In afwijking van het eerste lid geldt, ingeval het totaalbedrag van de op
één aanslagbiljet verenigde aanslagen, of als het aanslagbiljet maar één
aanslag bevat het bedrag daarvan minder is dan € 2.500,--, en zolang de
verschuldigde bedragen door middel van automatische betalingsincasso kunnen
worden afgeschreven, dat de aanslagen moeten worden betaald in tien gelijke
termijnen. De eerste termijn vervalt één maand na de dagtekening van het
aanslagbiljet en elk van de volgende termijnen telkens een maand later.
Artikel 12 Nadere regels door het college van burgemeester en wethouders
Het college van burgemeester en wethouders kan nadere regels geven met
betrekking tot de heffing en de invordering van de rioolheffing.
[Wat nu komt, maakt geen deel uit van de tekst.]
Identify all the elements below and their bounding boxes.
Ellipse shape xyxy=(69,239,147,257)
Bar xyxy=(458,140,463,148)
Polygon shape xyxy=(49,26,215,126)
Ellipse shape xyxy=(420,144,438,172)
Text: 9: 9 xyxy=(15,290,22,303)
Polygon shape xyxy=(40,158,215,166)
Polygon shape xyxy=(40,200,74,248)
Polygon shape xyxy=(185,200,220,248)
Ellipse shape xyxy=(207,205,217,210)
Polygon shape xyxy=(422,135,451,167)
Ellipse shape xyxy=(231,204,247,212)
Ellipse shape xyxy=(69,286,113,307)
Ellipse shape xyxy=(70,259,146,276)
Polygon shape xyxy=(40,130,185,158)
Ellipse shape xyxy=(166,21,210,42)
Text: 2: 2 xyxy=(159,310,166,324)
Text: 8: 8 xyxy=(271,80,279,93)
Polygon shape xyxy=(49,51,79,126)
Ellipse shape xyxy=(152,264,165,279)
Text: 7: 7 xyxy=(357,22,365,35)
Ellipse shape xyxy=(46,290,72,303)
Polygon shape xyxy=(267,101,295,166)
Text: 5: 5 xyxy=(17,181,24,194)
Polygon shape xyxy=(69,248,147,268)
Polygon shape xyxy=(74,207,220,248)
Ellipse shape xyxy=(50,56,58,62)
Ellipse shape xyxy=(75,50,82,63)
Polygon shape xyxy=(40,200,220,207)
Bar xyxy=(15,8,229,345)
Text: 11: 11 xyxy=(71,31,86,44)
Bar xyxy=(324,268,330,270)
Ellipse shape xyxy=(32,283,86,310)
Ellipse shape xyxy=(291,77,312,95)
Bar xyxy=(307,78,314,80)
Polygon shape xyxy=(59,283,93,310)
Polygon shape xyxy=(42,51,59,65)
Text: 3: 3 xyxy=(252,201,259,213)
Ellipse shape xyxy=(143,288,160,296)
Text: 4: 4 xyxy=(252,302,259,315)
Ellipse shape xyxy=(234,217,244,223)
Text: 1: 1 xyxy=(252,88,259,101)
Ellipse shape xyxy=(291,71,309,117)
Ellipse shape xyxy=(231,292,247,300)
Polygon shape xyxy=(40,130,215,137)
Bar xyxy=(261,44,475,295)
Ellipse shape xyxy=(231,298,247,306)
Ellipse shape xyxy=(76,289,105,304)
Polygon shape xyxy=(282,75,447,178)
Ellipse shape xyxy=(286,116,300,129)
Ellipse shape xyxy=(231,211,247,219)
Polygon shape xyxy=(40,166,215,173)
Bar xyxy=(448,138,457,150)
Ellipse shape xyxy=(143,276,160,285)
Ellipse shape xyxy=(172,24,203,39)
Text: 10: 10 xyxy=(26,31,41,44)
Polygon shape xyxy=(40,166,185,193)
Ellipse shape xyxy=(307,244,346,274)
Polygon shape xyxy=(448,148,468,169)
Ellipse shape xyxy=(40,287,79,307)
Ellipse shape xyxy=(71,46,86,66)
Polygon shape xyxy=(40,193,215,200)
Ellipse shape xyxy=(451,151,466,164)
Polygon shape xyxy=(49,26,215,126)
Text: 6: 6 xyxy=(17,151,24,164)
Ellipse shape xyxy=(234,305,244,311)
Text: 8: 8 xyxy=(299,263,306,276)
Artikel 13 Artikel Inwerkingtreding en citeerartikel
- 1.
De ‘Verordening rioolheffing’ van 12 december 2013 wordt ingetrokken met
ingang van de in het derde lid genoemde datum van ingang van de heffing,
met dien verstande dat zij van toepassing blijft op de belastbare feiten
die zich voor die datum hebben voorgedaan.
- 2.
Deze verordening treedt in werking met ingang van de eerste dag na die
van de bekendmaking.
- 3.
De datum van ingang van de heffing is 1 januari 2015.
- 4.
Deze verordening wordt aangehaald als 'Verordening rioolheffing'.